Senator Ties Rabe steht in der Pflicht, den bedrohlichen Konflikt um die Stadtteilschule zu lösen
Schule und Bildung zählen seit jeher zu den Politikfeldern, die die meisten Emotionen hervorrufen. Das liegt zum einen daran, dass jeder über eigene Erfahrungen verfügt, liegen sie auch noch so lange zurück. Wenn es andererseits um die Zukunftschancen der eigenen Kinder geht, bleibt die abwägende Vernunft angesichts drohender oder auch eingebildeter Nachteile manchmal auf der Strecke.
In Hamburg kommt die bisweilen unselige Neigung der jeweiligen Senate hinzu, unausgegorene oder überstürzte Reformen Schülern, Eltern und Lehrern vor die Schultür zu kippen. Von den jahrzehntelangen ideologischen Grabenkämpfen etwa über das Für und Wider der Gesamtschule ganz zu schweigen. Umso höher war zu bewerten, dass sich CDU, SPD und Grüne 2010 zu einem „Schulfrieden“ entschlossen, der den Schulen weitgehende Abstinenz von Reformen der Schulstruktur zusicherte, jedenfalls das. Ja, dieser Schulfrieden, der in anderen Ländern Nachahmer fand, kam in Hamburg wahrlich nicht freiwillig zustande. Die führenden Parteien standen unter dem Druck des erst drohenden und dann auch erfolgten Neins der Bürger zu einer von ihnen ausgeheckten Strukturreform: der sechsjährigen Primarschule.
Es zählt zu den erfreulichen Ereignissen der Schulpolitik der vergangenen Jahre, dass der Schulfrieden nach dem Willen der drei Parteien weiterhin gelten sollte, obwohl die Messe der Primarschule gelesen war – und zwar für zehn Jahre. Und: Die ersten vier Jahre dieses Moratoriums, die bereits verstrichen sind, haben den Schulen durchaus gutgetan.

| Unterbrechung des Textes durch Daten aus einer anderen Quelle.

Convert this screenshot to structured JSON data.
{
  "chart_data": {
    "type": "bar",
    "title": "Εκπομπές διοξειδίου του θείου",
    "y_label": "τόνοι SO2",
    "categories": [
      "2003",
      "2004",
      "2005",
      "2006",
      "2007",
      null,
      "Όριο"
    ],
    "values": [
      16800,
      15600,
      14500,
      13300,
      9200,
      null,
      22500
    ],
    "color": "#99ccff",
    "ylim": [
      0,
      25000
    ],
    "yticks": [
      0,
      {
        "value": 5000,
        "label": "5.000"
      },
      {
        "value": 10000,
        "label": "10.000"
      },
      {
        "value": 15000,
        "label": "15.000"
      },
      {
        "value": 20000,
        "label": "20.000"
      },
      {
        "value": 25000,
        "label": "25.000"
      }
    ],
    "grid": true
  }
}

Die zum Teil schrillen Reaktionen auf die aktuelle Anmelderunde zu den fünften Klassen der weiterführenden Schulen mit dem kräftigen Plus für die Gymnasien lassen allerdings befürchten, dass es mit der Ruhe für die Schulen bald vorbei sein könnte. Die alten Kampfbegriffe werden schon entmottet. Walter Scheuerl, der erfolgreiche Streiter gegen die Primarschule, nennt die Stadtteilschule wieder „Einheitsschule“, die aus seiner Sicht ein minderwertiges Abitur anbietet. Er wünscht sich im Grunde die alte Trennung des dreigliedrigen Schulsystems zurück: Die Gymnasien kümmern sich um ein qualitätvolles Abitur, die Stadtteilschule um genau solche Haupt- und Realschulabschlüsse. Dort sei das Abitur bestenfalls eine nette Zugabe.
Auf der anderen Seite wittern diejenigen Morgenluft, denen eine einzige Schulform für alle Kinder schon immer gereicht hat, besser gesagt: das Nonplusultra ist. Linke und die GEW erklären das Zwei-Säulen-Modell für mehr oder weniger gescheitert, obwohl es erst seit wenigen Jahren die Chance zur Bewährung hat.
Die Debatte ist auch deswegen so aufgeregt, weil das Volksbegehren zur Wiedereinführung des neunjährigen Abiturs am Gymnasium absehbar ist. G9 wäre fraglos ein massiver Eingriff in die Schulstruktur, der die Stadtteilschulen weiter schwächen würde.
So sehr Schulsenator Ties Rabe (SPD) mit seinem Appell zu Mäßigung, Besonnenheit und Geduld recht hat: Er ist in der Pflicht, mehr zu tun. Die Diskussion über die Belastungen der Stadtteilschulen durch die Inklusion schwelt schon zu lange. Auf dem Rücken aller Schüler wird darüber debattiert, ob der deutliche Anstieg der Zahl sonderpädagogisch förderbedürftiger Kinder real ist oder nur Ausweis des Geschicks, an zusätzliche Ressourcen zu kommen. Eltern schreckt der Schwebezustand ab, obwohl es auch einzelne starke Stadtteilschulen gibt.
Was hindert Rabe also, Parteien und Verbände an einen Tisch zu holen, um endlich gemeinsam eine Strategie zur Stärkung aller Stadtteilschulen zu entwickeln? Hier könnten die Kombattanten ihre Fähigkeit zum Kompromiss beweisen. Das ist besser als eine Notenschwelle für den Zugang zum Gymnasium. Lehrer, Eltern und Schüler würden es der Politik vermutlich danken. Noch ist es nicht zu spät.